La dernière théorie de Stephen Hawking
 
Le titre en dit bien moins que ce que contient ce remarquable livre. Car c'est toute l'histoire, y compris la plus récente, de notre compréhension cosmologique qui nous est proposée ici. Le livre se termine d'ailleurs sur les propositions théoriques de Stephen Hawking (SH) et de l'auteur. Propositions qui ouvrent de nouvelles façons d'aborder notre représentation conceptuelle et mathématique de l'univers, où, entre autres, le temps perd son rôle physique traditionnel.
Le livre est aussi un hommage émouvant rendu par l'auteur à son maître, avec qui il a partagé une vingtaine d'années de recherche et dont il est devenu l'ami le plus proche.
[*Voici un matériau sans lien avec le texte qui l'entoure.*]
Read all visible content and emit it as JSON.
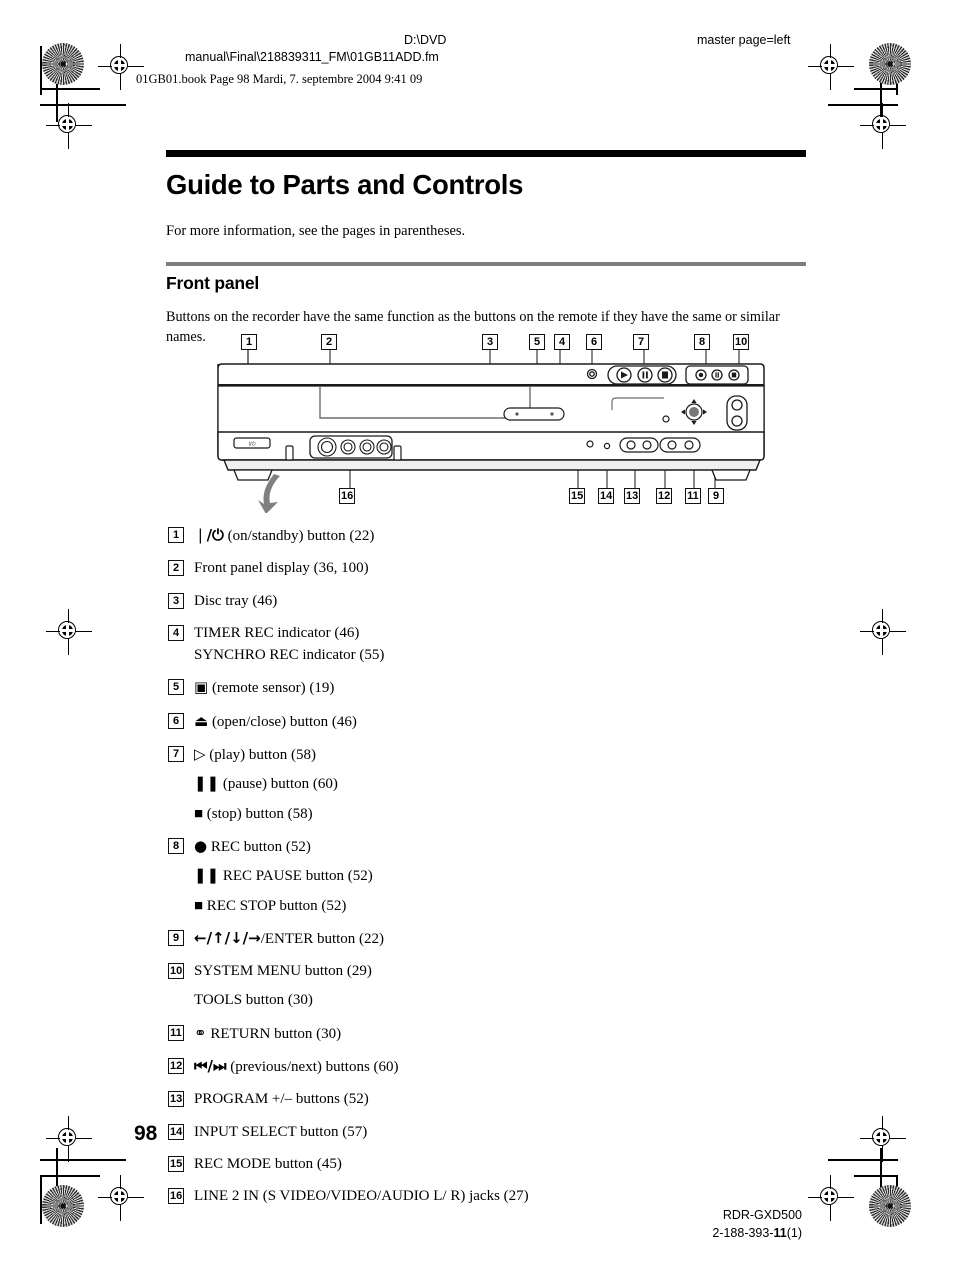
{
  "print_marks": {
    "header_path_line1": "D:\\DVD",
    "header_path_line2": "manual\\Final\\218839311_FM\\01GB11ADD.fm",
    "master_page": "master page=left",
    "book_stamp": "01GB01.book  Page 98  Mardi, 7. septembre 2004  9:41 09"
  },
  "document": {
    "title": "Guide to Parts and Controls",
    "intro": "For more information, see the pages in parentheses.",
    "section_heading": "Front panel",
    "section_lead": "Buttons on the recorder have the same function as the buttons on the remote if they have the same or similar names.",
    "page_number": "98"
  },
  "diagram": {
    "callouts_top": [
      "1",
      "2",
      "3",
      "5",
      "4",
      "6",
      "7",
      "8",
      "10"
    ],
    "callouts_bottom": [
      "16",
      "15",
      "14",
      "13",
      "12",
      "11",
      "9"
    ],
    "power_label": "I/⏻"
  },
  "parts": [
    {
      "num": "1",
      "icon": "power-on-standby-icon",
      "glyph": "❘/⏻",
      "text": " (on/standby) button (22)",
      "sub": []
    },
    {
      "num": "2",
      "icon": "",
      "glyph": "",
      "text": "Front panel display (36, 100)",
      "sub": []
    },
    {
      "num": "3",
      "icon": "",
      "glyph": "",
      "text": "Disc tray (46)",
      "sub": []
    },
    {
      "num": "4",
      "icon": "",
      "glyph": "",
      "text": "TIMER REC indicator (46)",
      "sub": [
        "SYNCHRO REC indicator (55)"
      ]
    },
    {
      "num": "5",
      "icon": "remote-sensor-icon",
      "glyph": "▣",
      "text": " (remote sensor) (19)",
      "sub": []
    },
    {
      "num": "6",
      "icon": "open-close-icon",
      "glyph": "⏏",
      "text": " (open/close) button (46)",
      "sub": []
    },
    {
      "num": "7",
      "icon": "play-icon",
      "glyph": "▷",
      "text": " (play) button (58)",
      "sub": [
        "❚❚ (pause) button (60)",
        "■ (stop) button (58)"
      ]
    },
    {
      "num": "8",
      "icon": "rec-icon",
      "glyph": "●",
      "text": " REC button (52)",
      "sub": [
        "❚❚ REC PAUSE button (52)",
        "■ REC STOP button (52)"
      ]
    },
    {
      "num": "9",
      "icon": "direction-pad-icon",
      "glyph": "←/↑/↓/→",
      "text": "/ENTER button (22)",
      "sub": []
    },
    {
      "num": "10",
      "icon": "",
      "glyph": "",
      "text": "SYSTEM MENU button (29)",
      "sub": [
        "TOOLS button (30)"
      ]
    },
    {
      "num": "11",
      "icon": "return-icon",
      "glyph": "⚭",
      "text": " RETURN button (30)",
      "sub": []
    },
    {
      "num": "12",
      "icon": "previous-next-icon",
      "glyph": "⏮/⏭",
      "text": " (previous/next) buttons (60)",
      "sub": []
    },
    {
      "num": "13",
      "icon": "",
      "glyph": "",
      "text": "PROGRAM +/– buttons (52)",
      "sub": []
    },
    {
      "num": "14",
      "icon": "",
      "glyph": "",
      "text": "INPUT SELECT button (57)",
      "sub": []
    },
    {
      "num": "15",
      "icon": "",
      "glyph": "",
      "text": "REC MODE button (45)",
      "sub": []
    },
    {
      "num": "16",
      "icon": "",
      "glyph": "",
      "text": "LINE 2 IN (S VIDEO/VIDEO/AUDIO L/ R) jacks (27)",
      "sub": []
    }
  ],
  "footer": {
    "model": "RDR-GXD500",
    "part_prefix": "2-188-393-",
    "part_bold": "11",
    "part_suffix": "(1)"
  }
}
Un document qui nécessite pour être lu beaucoup d'attention, une curiosité solide et une capacité d'abstraction raisonnable.
 
Un livre clair
 
Je voudrais d'abord insister sur la clarté du texte, sur ce sujet difficile, car fort abstrait. Pour réussir cela, il fallait que l'auteur ait une parfaite connaissance, profonde, intime, du sujet abordé. Il rend ainsi accessible ce qu'il expose, certes à un niveau superficiel, mais permettant de comprendre sans formalisme mathématique les enjeux des théories exposées. Une réelle prouesse !
 
Associer Relativité Générale et Quantique
 
Il s'agit en effet de sortir de l'impasse théorique actuelle où la relativité générale (RG) cesse d'être utile, à savoir au point appelé "Big Bang" à la naissance de l'univers et dans les trous noirs qui sont chacun des singularités pour elle que son formalisme ne sait pas traiter. C'est alors la vision quantique qui va venir s'appliquer dans ces situations extrêmes pour permettre l'émergence d'une théorie "descendante" (par rapport au temps) proposée par SH et l'auteur. Cette vision quantique va d'ailleurs former un couple indissociable avec la RG, même en dehors de ces singularités, ouvrant la voie à une approche où l'aléatoire, intrinsèque au quantique, s'inscrit à part entière dans la totalité de la nouvelle description proposée. Cela a des conséquences :
 
D'une part, l'évolution de l'univers cesse d'être un déroulement causal, qui aurait pu être déduit de la connaissance d'un point de départ et des lois physiques. Il devient quelque chose qui ressemble à l'évolution darwinienne, où se crée peu à peu la réalité au milieu de mille autres chemins possibles, éliminés par des événements physiques successifs qui (cela est propre au quantique) vont sélectionner ainsi des chemins réels qui constituent le passé que nous observons.
 
D'autre part, ces événements sont une sorte de questionnement, d'observation physique qui, dans le quantique, est indispensable pour faire naître la réalité des possibles. Ainsi, cette vision ramène l'humain, comme tout ce qui appartient à l'univers en question, à être non plus un observateur externe, mais une partie prenante de l'action, mettant ainsi un terme à l'illusion d'un expérimentateur extérieur à ce qu'il observe, attitude générale de la recherche qualifiée d'objective qui domine encore les pratiques de raisonnement actuelles.
 
De même, les lois physiques que le monde objectif suppose immuables cessent de l'être au cours de l'évolution ainsi décrite. Elles apparaissent au cours de l'évolution comme des ruptures de symétrie successives qui limitent les possibilités et les encadrent. Les lois actuelles en sont l'histoire. Elles auraient pu être autres si les événements qui ont construit l'évolution avaient été différents.
 
Enfin, pour revenir au titre, le temps perd son prestige et, dans cette vision, cesse d'être une variable externe nécessaire. Voilà qui reste bien difficile à conceptualiser, même si cela peut paraître évident mathématiquement à ceux qui maîtrisent cet outil.
 
Le formalisme mathématique n'est pas abordé ici
 
À ce sujet, d'ailleurs, ce qui est ici présenté sans mathématiques dans le livre est en fait le résultat d'un intense travail des chercheurs spécialistes de cette discipline qui ont donné une traduction mathématique formelle à des propos qui paraissent qualitatifs. Pour autant, cela n'entraine pas la pertinence de cette théorie, comme le rappelle l'auteur. Pour qu'elle le devienne, elle doit faire des prévisions spécifiques que l'expérimentation vérifiera. Ce travail est encours, comme il l'est également sur d'autres théories. On conçoit aisément la difficulté de l'enjeu et les délais auxquels il faut s'attendre pour qu'un faisceau de résultats de confirmation positifs, sans résultats négatifs, confirme la vision de SH.
 
Un livre moins difficile à lire qu'on aurait pu le craindre, bien écrit et illustré, qu'il convient de saluer pour sa contribution au partage de l'esprit scientifique et du travail qui se fait dans un monde où l'ignorance est parfois considérée comme une vertu.